Though Face.com’s technology has huge potential as a security application, the company is currently focusing on the consumer market where it is enabling millions of users to identify and tag or untag themselves in photos on Facebook. As of April 2009, Facebook had more than 15 billion photos and as of June 2010 has over two billion photos added to it monthly. In May 2010, Face.com announced that since launching in April 2009 it has tagged seven billion photos and identified 52 million faces. It also made its API available to developers.
The company was founded in 2007 by Gil Hirsch, Yaniv Taigman, Eden Shochat and Moti Shniberg.
8. MyHeritage
MyHeritage is a family-based social network that completes the social network trifecta of friends, business acquaintances and family. Founded in 2003, MyHeritage helps users build their family trees and connect to and share information with family members. After acquiring OSN, a network of genealogy sites including popular sites in Germany and Poland in early 2010, MyHeritage now has 540 million profiles and 47 million active users.
Through the site’s social networking and facial-recognition photo-tagging abilities, MyHeritage is transforming the way family members communicate with each other and helping members find long-lost relatives. To date, MyHeritage has raised $24 million and is profitable.
9. FixYa
FixYa is an online technical support community of experts and consumers who come together to trouble-shoot post-sale technical issues of products.
Founded by Yaniv Ben-Saadan in 2005, Fixya gathers product support information throughout the Internet in one location and has a Q&A knowledge base that covers everything from car questions to the iPad. The information is constantly updated by a committed community.
By offering a WikiAnswers-type site focused on tech support, Fixya has forever changed the way consumers trouble-shoot technical issues with products, and has gathered together consumers and experts in one community.
10. Conduit
Mike Eisenberg of Benchmark Capital, a venture capital firm, recently spoke in the US on CNBC about how social search will be ‘the next big thing’ and used Conduit as an example. The company, which provides publishers with a marketing platform in the form of a social tool bar that enables viewers to more easily share content, is already a ‘big thing’ and has contributed to the web in a significant way.
Used by TechCrunch, Amazon.com and 220,000 other sites, Conduit has changed the way publishers distribute their content and extended their reach, as well as helped to bring more relevant content onto readers’ screens.
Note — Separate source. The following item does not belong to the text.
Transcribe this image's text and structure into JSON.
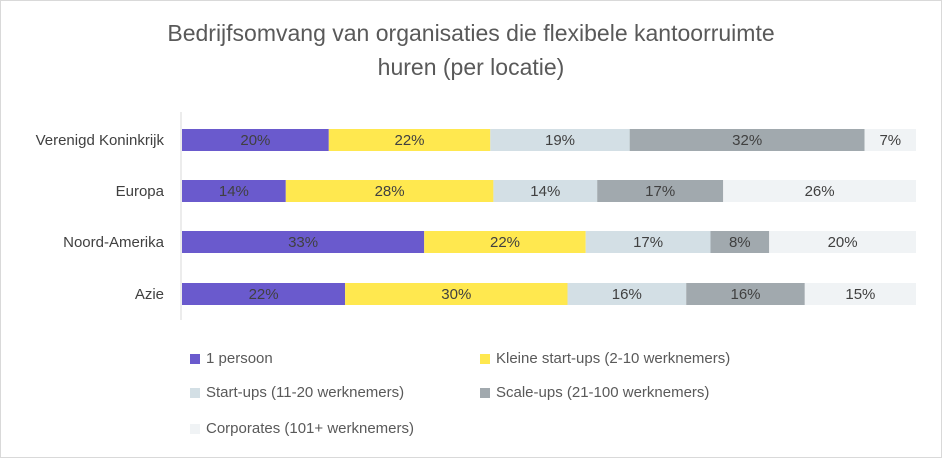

According to Eisenberg, 19 new users install Conduit every second and it has had 100 million active views.
Founded in 2005, Conduit added the Conduit Marketplace in 2009 as part of a new initiative called Conduit Open. The Marketplace takes advantage of its 220,000-plus publisher network to create additional distribution opportunities both directly and indirectly. In March, the Coca Cola company had a successful campaign and reached more than 10 million people using Conduit.